CN1296887C

CN1296887C - Training method for embedded automatic sound identification system

Info

Publication number: CN1296887C
Application number: CNB2004100667948A
Authority: CN
Inventors: 朱杰; 蔡铁
Original assignee: Shanghai Jiaotong University
Current assignee: Shanghai Jiaotong University
Priority date: 2004-09-29
Filing date: 2004-09-29
Publication date: 2007-01-24
Anticipated expiration: 2024-09-29
Also published as: CN1588538A

Abstract

The present invention relates to a training method for an embedded automatic voice recognition system in the technical field of intelligent information processing. The training method comprises two steps, namely improved multi-section vector quantization template training and generalized probability descending distinctiveness training; in the first step, a dynamic time regulating method is used to divide training statements which belongs to the same type into a plurality of voice sections, and most relevant voice frames are polymerized in one section; according to voice time sequence characteristics, statistic characteristics of each section and Chinese syllabicity, the total segmenting number of a template is set according to the number of syllables contained by command words to be recognized.
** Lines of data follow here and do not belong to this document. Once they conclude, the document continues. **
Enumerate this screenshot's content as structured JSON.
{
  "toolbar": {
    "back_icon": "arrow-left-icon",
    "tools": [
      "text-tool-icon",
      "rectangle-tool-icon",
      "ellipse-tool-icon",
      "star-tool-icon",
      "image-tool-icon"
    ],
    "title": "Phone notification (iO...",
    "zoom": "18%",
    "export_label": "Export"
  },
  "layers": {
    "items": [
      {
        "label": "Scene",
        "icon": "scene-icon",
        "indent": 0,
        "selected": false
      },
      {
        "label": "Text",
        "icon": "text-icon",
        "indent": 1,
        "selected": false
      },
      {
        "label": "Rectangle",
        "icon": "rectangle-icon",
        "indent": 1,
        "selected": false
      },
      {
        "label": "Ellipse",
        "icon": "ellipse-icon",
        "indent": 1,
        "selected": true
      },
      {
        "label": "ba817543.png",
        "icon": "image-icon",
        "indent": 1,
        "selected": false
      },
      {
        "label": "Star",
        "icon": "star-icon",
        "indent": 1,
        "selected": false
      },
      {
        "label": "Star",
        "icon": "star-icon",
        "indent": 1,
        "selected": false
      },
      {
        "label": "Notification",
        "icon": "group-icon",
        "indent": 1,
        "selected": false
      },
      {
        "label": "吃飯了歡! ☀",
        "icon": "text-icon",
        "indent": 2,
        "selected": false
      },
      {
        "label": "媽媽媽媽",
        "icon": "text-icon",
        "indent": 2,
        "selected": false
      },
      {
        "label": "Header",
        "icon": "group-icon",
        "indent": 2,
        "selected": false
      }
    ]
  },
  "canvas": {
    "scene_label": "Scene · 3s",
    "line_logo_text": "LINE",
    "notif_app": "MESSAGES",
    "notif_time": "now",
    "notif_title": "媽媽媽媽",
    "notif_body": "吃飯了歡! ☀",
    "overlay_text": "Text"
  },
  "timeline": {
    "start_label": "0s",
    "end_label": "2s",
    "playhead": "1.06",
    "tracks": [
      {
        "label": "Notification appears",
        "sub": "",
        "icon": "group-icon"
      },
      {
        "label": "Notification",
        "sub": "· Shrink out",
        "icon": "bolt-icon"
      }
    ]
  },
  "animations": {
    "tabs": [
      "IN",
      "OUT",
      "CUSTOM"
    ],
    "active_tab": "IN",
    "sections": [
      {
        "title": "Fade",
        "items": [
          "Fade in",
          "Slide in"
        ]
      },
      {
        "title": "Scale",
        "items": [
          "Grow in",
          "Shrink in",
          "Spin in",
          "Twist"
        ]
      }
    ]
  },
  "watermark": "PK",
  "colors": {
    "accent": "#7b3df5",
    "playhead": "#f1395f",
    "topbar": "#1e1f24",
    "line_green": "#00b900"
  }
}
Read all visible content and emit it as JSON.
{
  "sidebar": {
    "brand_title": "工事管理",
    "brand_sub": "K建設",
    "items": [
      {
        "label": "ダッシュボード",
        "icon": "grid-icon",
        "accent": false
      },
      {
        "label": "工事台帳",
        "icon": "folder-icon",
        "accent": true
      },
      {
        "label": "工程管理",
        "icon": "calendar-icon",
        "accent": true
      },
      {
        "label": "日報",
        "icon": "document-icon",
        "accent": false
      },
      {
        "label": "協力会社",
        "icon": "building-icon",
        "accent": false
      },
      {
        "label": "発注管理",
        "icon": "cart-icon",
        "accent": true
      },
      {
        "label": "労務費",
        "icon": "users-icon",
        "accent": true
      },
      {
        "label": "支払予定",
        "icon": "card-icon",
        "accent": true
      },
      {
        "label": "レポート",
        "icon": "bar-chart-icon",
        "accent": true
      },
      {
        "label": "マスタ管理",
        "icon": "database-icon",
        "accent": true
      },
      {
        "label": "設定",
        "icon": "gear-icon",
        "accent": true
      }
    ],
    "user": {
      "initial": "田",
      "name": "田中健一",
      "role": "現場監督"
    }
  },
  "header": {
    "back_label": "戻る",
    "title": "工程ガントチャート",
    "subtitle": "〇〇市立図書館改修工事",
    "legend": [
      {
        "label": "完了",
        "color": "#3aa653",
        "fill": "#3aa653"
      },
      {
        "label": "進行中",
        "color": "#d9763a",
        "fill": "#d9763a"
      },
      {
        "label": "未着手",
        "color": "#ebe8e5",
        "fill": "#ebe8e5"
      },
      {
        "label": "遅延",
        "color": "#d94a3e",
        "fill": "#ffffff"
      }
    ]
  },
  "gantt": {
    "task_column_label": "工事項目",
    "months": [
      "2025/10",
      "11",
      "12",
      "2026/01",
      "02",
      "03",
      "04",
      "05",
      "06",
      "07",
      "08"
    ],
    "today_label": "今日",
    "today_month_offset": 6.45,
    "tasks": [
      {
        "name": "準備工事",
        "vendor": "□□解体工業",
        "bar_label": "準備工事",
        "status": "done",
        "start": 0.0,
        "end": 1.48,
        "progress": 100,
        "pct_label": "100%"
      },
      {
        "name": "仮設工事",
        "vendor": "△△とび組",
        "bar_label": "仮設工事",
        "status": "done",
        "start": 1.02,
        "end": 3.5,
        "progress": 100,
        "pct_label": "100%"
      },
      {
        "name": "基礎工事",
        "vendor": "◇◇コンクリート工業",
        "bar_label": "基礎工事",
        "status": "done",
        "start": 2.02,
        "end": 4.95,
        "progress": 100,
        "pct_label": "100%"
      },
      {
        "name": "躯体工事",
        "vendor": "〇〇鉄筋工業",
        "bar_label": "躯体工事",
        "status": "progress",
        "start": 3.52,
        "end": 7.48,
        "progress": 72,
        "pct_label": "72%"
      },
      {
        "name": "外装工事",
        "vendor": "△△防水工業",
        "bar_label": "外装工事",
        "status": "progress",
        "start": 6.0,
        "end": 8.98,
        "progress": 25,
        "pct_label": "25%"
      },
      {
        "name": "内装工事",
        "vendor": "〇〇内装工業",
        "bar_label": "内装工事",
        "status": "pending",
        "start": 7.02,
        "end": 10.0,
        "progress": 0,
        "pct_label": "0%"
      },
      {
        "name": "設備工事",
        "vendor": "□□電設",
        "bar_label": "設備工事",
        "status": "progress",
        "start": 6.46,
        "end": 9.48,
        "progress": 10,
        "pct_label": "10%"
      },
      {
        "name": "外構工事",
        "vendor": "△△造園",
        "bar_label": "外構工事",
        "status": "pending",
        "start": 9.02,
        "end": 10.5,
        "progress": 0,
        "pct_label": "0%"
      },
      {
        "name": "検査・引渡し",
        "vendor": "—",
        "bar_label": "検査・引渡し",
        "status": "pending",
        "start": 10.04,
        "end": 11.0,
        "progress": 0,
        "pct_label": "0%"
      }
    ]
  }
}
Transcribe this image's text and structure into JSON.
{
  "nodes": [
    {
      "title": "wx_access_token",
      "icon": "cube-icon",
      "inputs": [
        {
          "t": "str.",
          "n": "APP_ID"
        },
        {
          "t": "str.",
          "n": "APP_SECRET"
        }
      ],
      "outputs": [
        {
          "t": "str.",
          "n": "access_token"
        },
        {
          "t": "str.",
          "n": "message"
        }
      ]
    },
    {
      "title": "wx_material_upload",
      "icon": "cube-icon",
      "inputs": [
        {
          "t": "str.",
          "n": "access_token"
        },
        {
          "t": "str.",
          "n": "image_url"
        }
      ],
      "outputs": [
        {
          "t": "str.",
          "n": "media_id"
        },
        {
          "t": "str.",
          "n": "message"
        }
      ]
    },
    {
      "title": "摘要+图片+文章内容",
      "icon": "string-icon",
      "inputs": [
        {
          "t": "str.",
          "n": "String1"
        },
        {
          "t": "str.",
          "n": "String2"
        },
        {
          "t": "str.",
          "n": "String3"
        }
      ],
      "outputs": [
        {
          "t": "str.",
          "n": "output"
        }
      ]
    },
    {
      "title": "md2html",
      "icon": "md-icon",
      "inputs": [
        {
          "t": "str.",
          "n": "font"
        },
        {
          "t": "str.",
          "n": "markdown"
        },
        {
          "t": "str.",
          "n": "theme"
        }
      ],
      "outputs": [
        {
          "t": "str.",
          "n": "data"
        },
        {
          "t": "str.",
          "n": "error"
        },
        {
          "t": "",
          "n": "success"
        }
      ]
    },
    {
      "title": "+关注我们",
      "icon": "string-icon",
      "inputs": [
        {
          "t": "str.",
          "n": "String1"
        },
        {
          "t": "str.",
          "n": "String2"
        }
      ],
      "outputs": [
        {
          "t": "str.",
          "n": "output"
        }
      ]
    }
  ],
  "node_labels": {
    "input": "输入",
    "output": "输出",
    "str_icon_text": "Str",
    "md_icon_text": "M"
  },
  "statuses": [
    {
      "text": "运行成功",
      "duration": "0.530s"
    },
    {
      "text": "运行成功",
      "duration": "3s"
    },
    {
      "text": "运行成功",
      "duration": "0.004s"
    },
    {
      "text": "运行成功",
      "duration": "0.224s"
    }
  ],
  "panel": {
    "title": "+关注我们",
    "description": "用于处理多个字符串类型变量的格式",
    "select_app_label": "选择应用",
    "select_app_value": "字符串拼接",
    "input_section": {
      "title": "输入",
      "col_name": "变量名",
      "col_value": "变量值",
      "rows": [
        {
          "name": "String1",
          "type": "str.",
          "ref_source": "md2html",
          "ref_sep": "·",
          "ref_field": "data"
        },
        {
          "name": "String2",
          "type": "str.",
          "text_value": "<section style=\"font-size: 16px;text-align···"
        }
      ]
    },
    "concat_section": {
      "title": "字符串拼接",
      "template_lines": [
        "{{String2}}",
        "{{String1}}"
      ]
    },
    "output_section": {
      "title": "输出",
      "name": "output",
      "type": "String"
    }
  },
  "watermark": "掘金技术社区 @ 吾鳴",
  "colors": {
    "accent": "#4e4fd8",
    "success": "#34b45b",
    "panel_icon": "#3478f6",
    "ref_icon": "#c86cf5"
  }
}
In the second step, a multi-section vector quantization voice template is combined to embed a generalized probability descending distinctiveness training algorithm into a recognizer which is based on a dynamic time regulating method; the distances between the training statements and a reference template are respectively used as distinctive functions to carry out distinctiveness training of a reference template set on the basis of a training set; after multiple times of repeated distinctiveness training, the discriminatory capability of templates is enhanced, and an optimized voice template is obtained.

Description

The training method that is used for embedded automatic sound identification system

Technical field

What the present invention relates to is the training method of the speech recognition system in a kind of intelligent information processing technology field, specifically is a kind of training method that is used for embedded automatic sound identification system.

Background technology

The speech model that speech recognition system adopted (or template) needs the acoustic feature of reflection voice rationally, and its probability distribution of effectively describing speech feature space has determined the performance of speech recognition.For being suitable for miniaturization, portable use, embedded automatic sound identification system mostly uses special hardware system to realize, as MCU, DSP and speech recognition special chip.Because real-time, the reliability requirements of the limited and identification of system resource, the shared storage space of the template of each recognition unit must be as far as possible little, and it is high that template quality is wanted, and adopts dynamic time warping (DTW) recognizer proper simultaneously.

Find by literature search, people such as L.Zhou are at " IEICE Trans.on Information and Systems " Vol.E78-D, No.9, pp.1178-1187, Sep.1995. " the Multisegment Multiple VQcodebooks-Based Speaker Independent Isolated Word Recognition Using UnbiasedMel Cepstrum " that delivers, (" IEICE information and system's periodical ", " adopt no inclined to one side Mel cepstrum to realize discerning " based on the unspecified person alone word of many VQ of multistage code book) this article employing multistage vector quantization (MSVQ) method training utterance template, compare with the standard VQ method that whole speech is quantized, the MSVQ method has kept the temporal aspect of voice, and is highly beneficial to discerning.Under the training data condition of limited, be better than recognition system based on CDHMM based on the performance of the Chinese isolated word recognition system of MSVQ.The MSVQ template generation method can be summarized as two steps, will belong to of a sort training statement earlier and be divided into several sections in time, generates a standard VQ code book with the LBG method in every section then.But the segmentation method of MSVQ is that in chronological sequence order is with the even segmentation of statement, and this even segmentation fails to consider fully the statistical property of the different sections of voice, will influence the performance of template, the further raising of restriction discrimination.Simultaneously, sound template is normally got a typical statement or all training data clusters of this speech is obtained.Training method is generally estimated (MLE) based on maximum similarity, and its target is the similarity maximum that makes training sample and template.This training method exists certain limitation: because each reference template is all produced by the training statement of this speech oneself, possible similar part in the different speech pronunciations is not distinguished, like this when identification is compared, fail to obtain enough attention with other other key component of speech pronunciation phase region in the pronunciation, be difficult to arrive the requirement of high discrimination.When particularly having the speech that pronounces to obscure mutually, discrimination can descend greatly.For improving the separating capacity of template, realize high discrimination, also must further improve the performance of template.

Summary of the invention

The present invention is directed to the above-mentioned deficiency of prior art, a kind of training method that is used for embedded automatic sound identification system is proposed, make multistage vector quantization (MSVQ) method of its application enhancements, and at DTW recognition methods that system adopted, proposed to be applicable to extensive probability decline (GPD) distinctiveness training method of MSVQ sound template and DTW algorithm, with the performance of further raising template.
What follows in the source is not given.